The sheriff’s office in responding to the complaint argued that gender dysphoria is not a “disability” under the ADA, in part because it is “an identity disorder not resulting from physical impairments.”

The ADA, initially adopted in 1990, specifies that its interpretation of the term “disability” does not include “gender identity disorders not resulting from physical impairments,” as well as “transvestism” or “transsexualism” – both of which are outdated terms.
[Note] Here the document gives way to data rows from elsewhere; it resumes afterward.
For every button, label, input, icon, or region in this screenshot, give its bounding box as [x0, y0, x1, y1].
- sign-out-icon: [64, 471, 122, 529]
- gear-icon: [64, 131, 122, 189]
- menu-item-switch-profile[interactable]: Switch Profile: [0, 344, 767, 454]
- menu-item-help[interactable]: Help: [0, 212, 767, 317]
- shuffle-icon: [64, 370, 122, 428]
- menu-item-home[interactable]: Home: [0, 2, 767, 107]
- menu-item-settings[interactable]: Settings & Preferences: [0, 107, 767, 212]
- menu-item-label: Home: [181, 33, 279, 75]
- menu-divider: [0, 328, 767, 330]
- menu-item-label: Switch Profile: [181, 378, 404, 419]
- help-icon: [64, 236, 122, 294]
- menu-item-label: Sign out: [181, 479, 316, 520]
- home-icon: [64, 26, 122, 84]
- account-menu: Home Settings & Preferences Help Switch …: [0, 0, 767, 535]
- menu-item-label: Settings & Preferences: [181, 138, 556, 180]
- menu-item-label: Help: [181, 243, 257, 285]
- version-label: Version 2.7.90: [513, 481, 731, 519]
Attorneys for the defendants argued – and the district court held – that that exclusion of the statute applied to Williams’ gender dysphoria, thus barring her ADA claim.

On Tuesday, the 4th U.S. Circuit Court of Appeals ruled to the contrary, arguing that gender dysphoria is not a gender identity disorder at all.

The American Psychological Association (APA) in a 2013 update of the Diagnostic and Statistical Manual of Mental Disorders – known as the DSM-5 – removed the diagnosis of gender identity disorder, replacing it with gender dysphoria – a diagnosis that did not exist when in 1990 when the ADA was adopted.

While the now-rejected diagnosis of gender identity disorder is characterized by a “gender incongruence,” or an incongruence between a person’s “experienced gender” and their sex assigned at birth, the newer gender dysphoria diagnosis focuses on the “clinically significant distress” that a person experiences because of the mismatch between their gender identity and their sex assigned at birth.

“In short, the gender dysphoria diagnosis recognizes that incongruence between a person’s identity and birth sex is not the problem in need of treatment—the clinically significant distress associated with that incongruence is,” attorneys for the GLBT Legal Advocates and Defenders (GLAD) wrote last year in an amicus brief in William’s case.

According to the DSM-5, discomfort caused by gender dysphoria may result in intense anxiety, depression, suicidal ideation and suicide.

“Reflecting this shift in medical understanding, we and other courts have thus explained that a diagnosis of gender dysphoria, unlike that of ‘gender identity disorder,’ concerns itself primarily with distress and other disabling symptoms, rather than simply being transgender,” Judge Diana Gribbon Motz wrote in the opinion published Tuesday.

Motz also sided with Williams on a second claim that even if gender dysphoria and gender identity were not categorically distinct, Williams would still be protected under the ADA because her gender dysphoria has a “known physical basis.”

According to Motz, when prison officials failed to provide hormone therapy to Williams, she experienced, among other things, “emotional, psychological, and physical distress.”

“Williams does not merely allege that gender dysphoria may require physical treatment such as hormone therapy; she maintains that her gender dysphoria requires it,” Motz wrote.